Вот опять накатило, навалилось… как запалили они костер,
сжигая мамину кровь, как по земле катались, мутузя друг друга… и как его старый
дядька ковылял по мосту, пересчитывая палкой жерди чугунной ограды: «Рит-ка!
Рит-ка! Рит-ка!».
— Приеду, — проговорил он с трудом. — Скоро
приеду…
5
К концу августа «Спящая Венера» Рубенса была совершенно
готова. Над восстановлением каждого утраченного фрагмента они с Андрюшей
спорили чуть не до драки.
— Он — фламандец! Фламандец! — кричал
Андрюша, — избегай слишком пастозных красок. И совсем не вводи белил в
тенях. Только в светах! Он сам говорил, что белила — яд живописи…
Босота едва не ночевал в мастерской у ребят, проникся
мастерством Андрюши, а Захару просто мешал работать, дыша в затылок.
— Аркадий Викторович! Вы мне свет застите!
— Ухожу, ухожу…
И возвращался от двери на цыпочках — что было смешно и
делало его похожим на крадущуюся гориллу, — взглянуть на нее еще разочек…
Однажды, возвращаясь из «Старой книги», что под Аркой
Генерального штаба, и по пути заглянув в «Сайгон», Захар увидел за столиком
Босоту и Можара. Они разговаривали оживленно и тихо, торчащая бородка Аркадия
Викторовича, сутуло громоздящегося над столиком, едва не касалась потной
тонзурки Можара, который почтительно воздевал бровки домиком, при этом явно не
соглашаясь — что было видно со стороны, — с коллекционером.
Захар немедленно вышел и в течение дня вспоминал этих двоих
в «Сайгоне», пытаясь отдать себе отчет — почему его тяготит странная уверенность
в каком-то беззаконии этого союза!
* * *
А в один из воскресных ноябрьских дней Босота утащил Захара
к себе на дачу, в Репино.
Он лет двадцать снимал недалеко от Дома творчества
композиторов одноэтажный деревянный домик с террасой, откуда просматривался
берег и силуэт Кронштадта вдали, с громадой собора Святого Николая.
Захар любил бывать там зимой, когда пешеходные дорожки вдоль
Нижнего Приморского шоссе уже утоптаны, когда по льду залива тянутся цепочки
человеческих и чаячьих следов, а кроны высоких прибрежных сосен, вросших в
песок, озаряет золотистое холодное солнце.

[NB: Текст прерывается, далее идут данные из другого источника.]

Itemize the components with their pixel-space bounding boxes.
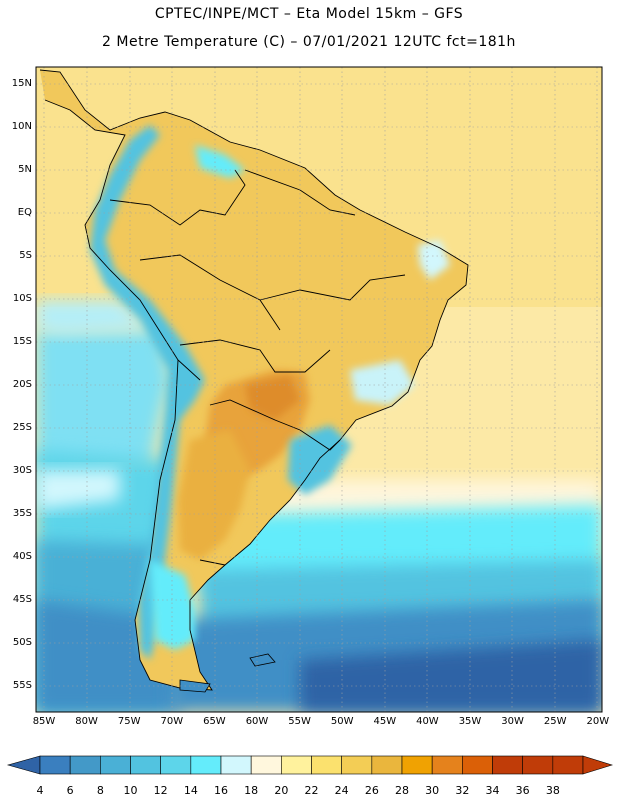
colorbar-label: 30 — [425, 784, 440, 797]
lon-label: 60W — [245, 716, 269, 727]
lon-label: 70W — [160, 716, 184, 727]
lat-label: 40S — [12, 551, 32, 562]
lon-label: 35W — [458, 716, 482, 727]
lon-label: 80W — [75, 716, 98, 727]
colorbar-label: 38 — [545, 784, 560, 797]
colorbar-swatch — [250, 755, 282, 775]
colorbar-swatch — [69, 755, 101, 775]
colorbar-swatch — [130, 755, 161, 775]
colorbar-swatch — [522, 755, 554, 775]
colorbar-swatch — [462, 755, 493, 775]
colorbar-label: 4 — [36, 784, 44, 797]
lon-label: 20W — [586, 716, 610, 727]
lon-label: 85W — [32, 716, 56, 727]
lon-label: 40W — [416, 716, 439, 727]
map-frame — [35, 66, 603, 713]
colorbar-label: 28 — [395, 784, 409, 797]
lat-label: 35S — [12, 508, 32, 519]
lon-label: 55W — [288, 716, 311, 727]
lat-label: 25S — [12, 422, 32, 433]
colorbar-label: 8 — [96, 784, 104, 797]
lon-label: 50W — [330, 716, 354, 727]
colorbar-swatch — [39, 755, 71, 775]
colorbar-swatch — [341, 755, 373, 775]
lat-label: EQ — [17, 207, 32, 218]
lat-label: 55S — [12, 680, 32, 691]
lat-label: 30S — [12, 465, 32, 476]
colorbar-swatch — [220, 755, 252, 775]
colorbar-high-arrow — [582, 755, 614, 775]
colorbar-label: 14 — [183, 784, 198, 797]
lat-label: 15N — [11, 78, 32, 89]
lat-label: 15S — [12, 336, 32, 347]
lat-label: 10N — [11, 121, 32, 132]
colorbar-label: 18 — [244, 784, 259, 797]
colorbar-swatch — [190, 755, 222, 775]
colorbar-low-arrow — [6, 755, 41, 775]
colorbar — [6, 755, 614, 775]
colorbar-label: 32 — [455, 784, 470, 797]
lat-label: 20S — [12, 379, 32, 390]
lat-label: 5S — [19, 250, 32, 261]
colorbar-swatch — [311, 755, 342, 775]
colorbar-label: 10 — [123, 784, 138, 797]
colorbar-swatch — [281, 755, 312, 775]
lon-label: 30W — [501, 716, 524, 727]
colorbar-swatch — [401, 755, 433, 775]
lat-label: 45S — [12, 594, 32, 605]
colorbar-label: 34 — [485, 784, 500, 797]
lat-label: 50S — [12, 637, 32, 648]
colorbar-label: 20 — [274, 784, 289, 797]
colorbar-label: 6 — [66, 784, 74, 797]
colorbar-swatch — [160, 755, 192, 775]
lat-label: 10S — [12, 293, 32, 304]
lon-label: 75W — [117, 716, 141, 727]
colorbar-label: 36 — [515, 784, 530, 797]
colorbar-swatch — [492, 755, 523, 775]
colorbar-label: 16 — [214, 784, 228, 797]
colorbar-label: 24 — [334, 784, 349, 797]
lon-label: 65W — [203, 716, 226, 727]
colorbar-label: 26 — [364, 784, 379, 797]
colorbar-swatch — [371, 755, 403, 775]
lat-label: 5N — [18, 164, 32, 175]
colorbar-label: 12 — [153, 784, 168, 797]
lon-label: 45W — [373, 716, 397, 727]
colorbar-swatch — [100, 755, 131, 775]
colorbar-swatch — [552, 755, 584, 775]
lon-label: 25W — [543, 716, 567, 727]
temperature-field — [36, 67, 602, 712]
title-line-1: CPTEC/INPE/MCT – Eta Model 15km – GFS — [154, 6, 464, 22]
title-line-2: 2 Metre Temperature (C) – 07/01/2021 12U… — [102, 34, 516, 50]
colorbar-label: 22 — [304, 784, 319, 797]
colorbar-swatch — [431, 755, 463, 775]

И пахнет морем. Соснами и морем…
Там, после долгой прогулки по берегу — мимо ледяных залысин
в студеной воде залива, мимо каменной косы, уходящей в море, мимо остатков
старых стен из буро-красного гранита, — когда в печке уже картаво
потрескивали змеистые огоньки, а каждый глоток армянского коньяка горячо
проскальзывал по горлу, мягко согревая желудок, Аркадий Викторович признался
Захару — только учтите, мой мальчик, ни одна душа знать этого не должна, —
что в Австралии — Вы представляете, где это? Это ж черт знает где! — и
смущенно засмеялся… — так вот, в Австралии умер одинокий брат его матери,
эмигрировавший туда сразу после революции. Таинственный дядя скончался, отписав
дом в Сиднее, ферму где-то в прерии (там есть прерии, вы не в курсе?) и… очень,
очень, Захар, немалые деньги именно ему, старшему племяннику.